A few days ago, Nettleton Middle School students brought home the following memo, which spells out the requirements for students who want to run for class office and was provided to blogger Suzy Richardson by a parent:
Okay, so obtain 10 signatures from classmates... check. Maintain a B average... check. Have "good disciplinary status and moral character"... okay, I haven't sexted anyone recently, check. White... ch... what? They must mean, like... wears white clothing? Right? Or like... the color... of their lockers? Right? Uh, well, not really.
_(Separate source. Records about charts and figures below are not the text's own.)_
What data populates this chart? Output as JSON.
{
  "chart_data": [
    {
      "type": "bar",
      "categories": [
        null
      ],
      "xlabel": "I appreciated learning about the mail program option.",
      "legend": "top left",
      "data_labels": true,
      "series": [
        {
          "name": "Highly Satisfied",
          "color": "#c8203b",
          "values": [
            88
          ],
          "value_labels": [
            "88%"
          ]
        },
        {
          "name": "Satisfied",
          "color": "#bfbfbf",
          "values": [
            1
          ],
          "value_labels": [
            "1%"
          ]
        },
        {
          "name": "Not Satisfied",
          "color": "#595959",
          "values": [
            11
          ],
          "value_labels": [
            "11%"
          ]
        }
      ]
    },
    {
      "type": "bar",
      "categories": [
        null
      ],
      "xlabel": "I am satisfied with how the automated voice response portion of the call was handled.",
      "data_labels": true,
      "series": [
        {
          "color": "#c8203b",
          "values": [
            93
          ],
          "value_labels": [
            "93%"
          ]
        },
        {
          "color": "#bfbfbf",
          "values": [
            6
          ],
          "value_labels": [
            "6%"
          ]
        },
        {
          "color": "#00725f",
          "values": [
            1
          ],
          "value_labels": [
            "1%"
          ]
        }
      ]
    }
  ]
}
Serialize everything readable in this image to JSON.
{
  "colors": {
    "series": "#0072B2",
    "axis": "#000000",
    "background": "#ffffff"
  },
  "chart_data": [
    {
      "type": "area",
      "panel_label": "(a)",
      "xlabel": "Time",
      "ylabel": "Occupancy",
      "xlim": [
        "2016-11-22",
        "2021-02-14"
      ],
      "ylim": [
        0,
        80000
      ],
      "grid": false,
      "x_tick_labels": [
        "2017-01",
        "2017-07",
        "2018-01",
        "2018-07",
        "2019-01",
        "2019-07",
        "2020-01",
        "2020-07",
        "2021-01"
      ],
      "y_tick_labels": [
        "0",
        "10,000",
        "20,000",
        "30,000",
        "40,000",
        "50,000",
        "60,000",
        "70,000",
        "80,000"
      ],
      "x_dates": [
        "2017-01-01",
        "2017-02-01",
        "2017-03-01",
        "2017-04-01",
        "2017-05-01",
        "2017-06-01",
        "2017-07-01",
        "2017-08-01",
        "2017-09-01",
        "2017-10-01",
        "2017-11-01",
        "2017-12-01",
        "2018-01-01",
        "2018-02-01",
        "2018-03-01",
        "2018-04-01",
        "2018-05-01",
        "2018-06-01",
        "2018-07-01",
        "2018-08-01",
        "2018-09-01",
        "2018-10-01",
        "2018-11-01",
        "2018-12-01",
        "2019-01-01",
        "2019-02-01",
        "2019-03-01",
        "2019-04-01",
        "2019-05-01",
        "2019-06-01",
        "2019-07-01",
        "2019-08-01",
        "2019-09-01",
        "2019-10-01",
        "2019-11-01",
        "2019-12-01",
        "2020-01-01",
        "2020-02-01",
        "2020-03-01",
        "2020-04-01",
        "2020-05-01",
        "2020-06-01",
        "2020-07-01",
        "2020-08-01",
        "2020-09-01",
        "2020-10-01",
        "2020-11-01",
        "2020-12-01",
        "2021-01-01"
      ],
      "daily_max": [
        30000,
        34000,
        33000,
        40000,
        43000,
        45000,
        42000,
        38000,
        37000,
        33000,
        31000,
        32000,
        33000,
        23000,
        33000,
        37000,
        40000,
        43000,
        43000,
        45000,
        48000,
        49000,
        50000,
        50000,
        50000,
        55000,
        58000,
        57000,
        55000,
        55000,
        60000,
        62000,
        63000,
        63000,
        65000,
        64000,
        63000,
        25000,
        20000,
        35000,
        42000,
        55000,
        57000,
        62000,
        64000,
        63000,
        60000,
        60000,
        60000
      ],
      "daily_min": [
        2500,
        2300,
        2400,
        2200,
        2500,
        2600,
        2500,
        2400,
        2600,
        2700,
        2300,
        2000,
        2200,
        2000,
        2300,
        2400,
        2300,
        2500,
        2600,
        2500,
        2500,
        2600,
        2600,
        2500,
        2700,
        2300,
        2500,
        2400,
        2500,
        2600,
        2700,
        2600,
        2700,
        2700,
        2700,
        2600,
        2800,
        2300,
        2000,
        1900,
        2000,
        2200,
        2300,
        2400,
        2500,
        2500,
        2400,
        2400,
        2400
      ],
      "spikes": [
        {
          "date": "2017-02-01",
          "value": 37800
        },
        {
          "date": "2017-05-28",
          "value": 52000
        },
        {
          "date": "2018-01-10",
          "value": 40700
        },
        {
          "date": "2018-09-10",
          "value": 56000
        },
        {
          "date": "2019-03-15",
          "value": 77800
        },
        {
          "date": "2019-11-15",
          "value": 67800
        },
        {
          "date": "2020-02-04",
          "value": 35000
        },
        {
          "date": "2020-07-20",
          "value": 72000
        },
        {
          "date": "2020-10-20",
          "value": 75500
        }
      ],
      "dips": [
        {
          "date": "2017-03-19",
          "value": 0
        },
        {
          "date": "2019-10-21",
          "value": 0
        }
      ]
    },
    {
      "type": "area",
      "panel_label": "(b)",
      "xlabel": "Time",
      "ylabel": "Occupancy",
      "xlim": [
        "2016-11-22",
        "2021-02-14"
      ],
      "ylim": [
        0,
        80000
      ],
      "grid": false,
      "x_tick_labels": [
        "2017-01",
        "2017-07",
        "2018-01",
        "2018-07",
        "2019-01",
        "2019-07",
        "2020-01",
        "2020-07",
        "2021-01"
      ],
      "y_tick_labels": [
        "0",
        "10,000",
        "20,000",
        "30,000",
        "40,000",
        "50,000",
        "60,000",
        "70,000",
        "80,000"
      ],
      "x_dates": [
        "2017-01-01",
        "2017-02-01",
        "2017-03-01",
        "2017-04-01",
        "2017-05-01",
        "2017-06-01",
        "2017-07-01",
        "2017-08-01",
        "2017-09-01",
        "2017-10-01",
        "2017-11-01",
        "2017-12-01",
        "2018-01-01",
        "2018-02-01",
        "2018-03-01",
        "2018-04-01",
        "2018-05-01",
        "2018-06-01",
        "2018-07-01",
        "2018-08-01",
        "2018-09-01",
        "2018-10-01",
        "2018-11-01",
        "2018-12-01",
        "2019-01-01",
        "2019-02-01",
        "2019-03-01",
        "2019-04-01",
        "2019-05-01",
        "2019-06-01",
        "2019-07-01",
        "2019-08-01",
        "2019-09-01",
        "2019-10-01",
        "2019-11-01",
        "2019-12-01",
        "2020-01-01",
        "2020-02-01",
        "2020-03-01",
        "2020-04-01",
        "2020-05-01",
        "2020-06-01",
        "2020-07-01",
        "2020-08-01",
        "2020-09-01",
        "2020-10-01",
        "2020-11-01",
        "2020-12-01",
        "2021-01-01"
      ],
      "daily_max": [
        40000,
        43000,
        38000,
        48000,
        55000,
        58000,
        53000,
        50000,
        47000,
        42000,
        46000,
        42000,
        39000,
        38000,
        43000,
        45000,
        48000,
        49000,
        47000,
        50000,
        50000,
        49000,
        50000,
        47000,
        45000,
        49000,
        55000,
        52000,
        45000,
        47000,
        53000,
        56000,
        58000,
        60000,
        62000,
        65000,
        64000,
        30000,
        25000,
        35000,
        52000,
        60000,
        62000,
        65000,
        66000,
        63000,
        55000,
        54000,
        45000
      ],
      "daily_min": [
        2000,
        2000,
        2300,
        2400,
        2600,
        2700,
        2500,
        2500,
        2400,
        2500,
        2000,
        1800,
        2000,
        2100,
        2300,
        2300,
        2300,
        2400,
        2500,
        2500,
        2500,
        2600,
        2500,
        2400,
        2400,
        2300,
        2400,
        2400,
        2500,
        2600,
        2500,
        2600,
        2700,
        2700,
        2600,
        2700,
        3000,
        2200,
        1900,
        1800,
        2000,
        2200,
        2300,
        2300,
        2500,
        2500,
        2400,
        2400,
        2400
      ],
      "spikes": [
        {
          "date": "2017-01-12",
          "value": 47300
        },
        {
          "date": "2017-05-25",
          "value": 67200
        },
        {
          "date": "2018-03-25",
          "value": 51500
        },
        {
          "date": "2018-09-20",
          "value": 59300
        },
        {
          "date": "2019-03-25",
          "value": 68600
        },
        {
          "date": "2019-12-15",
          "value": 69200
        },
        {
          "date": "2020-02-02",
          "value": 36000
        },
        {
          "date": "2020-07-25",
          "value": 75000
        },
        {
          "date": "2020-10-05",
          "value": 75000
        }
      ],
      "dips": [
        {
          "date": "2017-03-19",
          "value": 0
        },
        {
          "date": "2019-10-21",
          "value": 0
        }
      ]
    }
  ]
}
When one Nettleton mother approached the school board, wondering—among other things, obviously—which "category" her mixed-race kids (Italian and Native American) fell under, she was told the following:
They told me that they "Go by the mother's race b/c with minorities the father isn't generally in the home." They also told me that " a city court order is the reason why it is this way."
Ah. Richardson, who first reported this story on her website MixedandHappy.com, later called the school vice principal, and confirmed that the policy is in place. The Smoking Gun independently received a copy of the same memo but were unable to reach school officials.
It's still unclear what the reasoning behind the rules is—some kind of utterly misguided attempt at affirmative action, so that the student government won't end up entirely white (the school is around 72 percent white, according to The Smoking Gun)? Plain old racism? Hilarious satire? Update: Some Mississippians have asked me to point out that two of the four administrators listed on the school website are black, which... could mean a lot of things.
"Student elections have not yet been held at Nettleton Middle School for the 2010-2011 school term. The processes and procedures for student elections are under review. We are reviewing the origin of these processes, historical applications, compliance issues, as well as current implications and ramifications. A statement will be released when review of these processes is complete."
UPDATE: After completing their review, Nettleton Middle School has quashed their segregated student government policy. It was all a misguided attempt at affirmative action, they say, and now it's gone, they said in a press release:
After being notified of a grievance regarding upcoming student elections at Nettleton Middle School, research was conducted that evidenced that the current practices and procedures for student elections have existed for over 30 years. It is the belief of the current administration that these procedures were implemented to help ensure minority representation and involvement in the student body. It is felt the intent of these election procedures was to ensure African-American representation in each student office category through an annual rotation basis.
It is our hope and desire that these practices and procedures are no longer needed to help ensure minority representation and involvement. Furthermore, the Nettleton School District acknowledges and embraces the fact that we are growing in ethnic diversity and that the classifications of Caucasian and African-American no longer reflect our entire student body.
Therefore, beginning immediately, student elections at Nettleton School District will no longer have a classification of ethnicity. It is our intent that each student has equal opportunity to seek election for any student office. Future student elections will be monitored to help ensure that this change in process and procedure does not adversely affect minority representation in student elections.